Figure 4: H&E and CD123. This figure shows perivascular inflammation (A) and dermal and epidermal distribution of pDCs (B) in erythema multiforme.
We correlated the epidermotropic abilities of pDCs with T- lymphocytes and concluded that the epidermal pDCs most likely have immunogenic functions. Regardless of the underlying etiology, these cells possibly sense non-self or “masked” self- DNA and accelerate the immunologic response. We think that pDCs located in the upper dermis might be of both immunogenic and tolerogenic types and maybe the dominance of one over the other determine the severity and outcome of the disease. However, a sole analysis of IHC patterns of CD123 expression was insufficient to distinguish these two populations. We believe that their precise role should be identified in EM, as it may have therapeutic implications.
Conclusion
Our study also revealed that the cases of virally induced EM display a higher number of pDCs in the dermal infiltrate compared to non- virally induced EMs (p-value<0.05). This observation indicates that pDCs may be more involved in virally induced EMs and may play an additional role in the pathogenesis. This information may be even used in histologic differentiation of the various etiologic types of EM. However, our results are only weakly significant due to the limited number of cases. A larger study would be necessary in order to confirm this observation.

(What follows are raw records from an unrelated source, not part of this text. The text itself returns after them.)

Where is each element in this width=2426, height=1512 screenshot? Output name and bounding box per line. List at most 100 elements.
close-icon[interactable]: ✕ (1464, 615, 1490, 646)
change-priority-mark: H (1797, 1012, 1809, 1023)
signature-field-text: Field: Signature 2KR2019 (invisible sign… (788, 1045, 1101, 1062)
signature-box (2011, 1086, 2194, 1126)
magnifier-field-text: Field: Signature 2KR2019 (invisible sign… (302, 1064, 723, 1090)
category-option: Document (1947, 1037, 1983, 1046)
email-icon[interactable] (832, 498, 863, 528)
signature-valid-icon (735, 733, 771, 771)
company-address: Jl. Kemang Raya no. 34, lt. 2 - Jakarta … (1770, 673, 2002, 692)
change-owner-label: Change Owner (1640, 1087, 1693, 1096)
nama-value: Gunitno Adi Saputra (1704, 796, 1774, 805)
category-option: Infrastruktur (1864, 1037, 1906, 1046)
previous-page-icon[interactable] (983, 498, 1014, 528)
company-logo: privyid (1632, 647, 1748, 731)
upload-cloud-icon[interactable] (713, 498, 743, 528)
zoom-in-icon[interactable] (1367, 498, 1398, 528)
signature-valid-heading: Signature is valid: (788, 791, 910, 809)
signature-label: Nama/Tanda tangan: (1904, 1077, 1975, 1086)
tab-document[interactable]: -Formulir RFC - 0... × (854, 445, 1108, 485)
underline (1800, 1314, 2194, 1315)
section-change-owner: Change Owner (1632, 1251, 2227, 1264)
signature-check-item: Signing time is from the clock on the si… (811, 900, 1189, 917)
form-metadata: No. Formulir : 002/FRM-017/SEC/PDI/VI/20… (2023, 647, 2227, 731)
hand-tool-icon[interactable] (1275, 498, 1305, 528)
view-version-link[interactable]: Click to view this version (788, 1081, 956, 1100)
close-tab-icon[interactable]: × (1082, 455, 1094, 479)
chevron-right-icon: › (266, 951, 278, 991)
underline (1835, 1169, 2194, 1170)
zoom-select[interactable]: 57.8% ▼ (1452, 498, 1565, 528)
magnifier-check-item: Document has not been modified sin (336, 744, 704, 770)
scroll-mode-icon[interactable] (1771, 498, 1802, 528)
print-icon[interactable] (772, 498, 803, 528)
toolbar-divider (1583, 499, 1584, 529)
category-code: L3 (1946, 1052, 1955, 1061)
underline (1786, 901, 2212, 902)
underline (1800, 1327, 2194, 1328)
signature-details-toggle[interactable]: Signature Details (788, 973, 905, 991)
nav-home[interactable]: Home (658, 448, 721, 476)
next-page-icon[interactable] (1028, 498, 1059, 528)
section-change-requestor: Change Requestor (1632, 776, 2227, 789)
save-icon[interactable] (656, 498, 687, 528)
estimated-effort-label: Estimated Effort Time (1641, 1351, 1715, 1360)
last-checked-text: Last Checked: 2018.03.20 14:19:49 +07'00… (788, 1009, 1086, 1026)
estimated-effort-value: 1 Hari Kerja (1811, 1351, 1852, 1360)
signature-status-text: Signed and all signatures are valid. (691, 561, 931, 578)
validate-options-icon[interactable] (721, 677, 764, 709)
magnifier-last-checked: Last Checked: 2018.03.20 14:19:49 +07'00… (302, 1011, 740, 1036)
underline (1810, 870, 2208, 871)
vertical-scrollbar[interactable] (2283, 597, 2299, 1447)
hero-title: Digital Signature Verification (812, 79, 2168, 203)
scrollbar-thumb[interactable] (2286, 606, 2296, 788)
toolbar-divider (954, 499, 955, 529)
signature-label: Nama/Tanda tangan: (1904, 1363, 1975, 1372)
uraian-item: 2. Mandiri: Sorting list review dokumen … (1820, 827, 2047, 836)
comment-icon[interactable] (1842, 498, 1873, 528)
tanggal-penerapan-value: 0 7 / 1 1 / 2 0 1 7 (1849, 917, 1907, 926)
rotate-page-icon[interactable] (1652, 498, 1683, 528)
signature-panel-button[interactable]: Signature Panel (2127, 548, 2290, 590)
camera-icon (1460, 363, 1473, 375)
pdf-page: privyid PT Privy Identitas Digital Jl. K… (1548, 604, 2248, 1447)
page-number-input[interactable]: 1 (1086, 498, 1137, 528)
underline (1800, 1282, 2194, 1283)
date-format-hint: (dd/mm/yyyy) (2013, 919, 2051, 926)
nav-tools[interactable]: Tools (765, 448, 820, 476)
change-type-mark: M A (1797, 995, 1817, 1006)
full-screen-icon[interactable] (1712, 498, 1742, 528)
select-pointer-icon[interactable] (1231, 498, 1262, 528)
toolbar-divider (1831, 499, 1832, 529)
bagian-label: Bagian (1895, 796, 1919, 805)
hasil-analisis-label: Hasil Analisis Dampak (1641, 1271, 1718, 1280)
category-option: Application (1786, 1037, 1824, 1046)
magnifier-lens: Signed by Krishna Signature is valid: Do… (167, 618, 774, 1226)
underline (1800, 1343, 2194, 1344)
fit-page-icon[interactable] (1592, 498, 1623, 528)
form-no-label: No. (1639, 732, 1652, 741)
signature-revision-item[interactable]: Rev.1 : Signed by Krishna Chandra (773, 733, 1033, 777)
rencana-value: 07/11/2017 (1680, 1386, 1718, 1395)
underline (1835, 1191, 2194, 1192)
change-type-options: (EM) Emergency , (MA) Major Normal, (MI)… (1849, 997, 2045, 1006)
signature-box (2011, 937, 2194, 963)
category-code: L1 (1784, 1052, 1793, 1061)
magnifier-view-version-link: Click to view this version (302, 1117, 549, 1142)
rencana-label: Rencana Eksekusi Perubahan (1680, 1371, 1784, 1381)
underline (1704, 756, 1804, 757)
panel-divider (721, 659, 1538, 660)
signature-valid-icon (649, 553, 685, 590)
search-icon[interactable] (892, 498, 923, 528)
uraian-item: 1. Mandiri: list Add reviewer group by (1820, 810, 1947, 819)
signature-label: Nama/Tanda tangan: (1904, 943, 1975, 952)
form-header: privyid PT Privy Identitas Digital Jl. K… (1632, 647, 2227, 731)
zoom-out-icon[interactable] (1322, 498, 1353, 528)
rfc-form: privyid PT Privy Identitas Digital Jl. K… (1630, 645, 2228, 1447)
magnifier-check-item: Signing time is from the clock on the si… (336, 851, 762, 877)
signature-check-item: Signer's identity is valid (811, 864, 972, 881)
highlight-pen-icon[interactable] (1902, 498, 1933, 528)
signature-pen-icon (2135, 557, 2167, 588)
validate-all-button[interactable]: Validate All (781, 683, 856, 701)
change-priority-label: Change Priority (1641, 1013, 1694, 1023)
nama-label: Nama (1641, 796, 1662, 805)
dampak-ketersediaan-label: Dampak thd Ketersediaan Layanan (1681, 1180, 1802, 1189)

As our understanding of pDCs has advanced; their involvement in the pathogenesis of different inflammatory skin diseases has been better recognized. Plasmacytoid DCs’ unregulated sensing of pathogenic or self-nucleic acids upon skin damage has been found to be a major initiator of many inflammatory dermatoses. Unfortunately, there are only a few studies regarding the presence and role of pDCs’ in EM. In our study, we were able to demonstrate the extensive involvement of pDCs in EM regardless of etiology. However, further investigation is called for to clarify their importance in EM pathogenesis.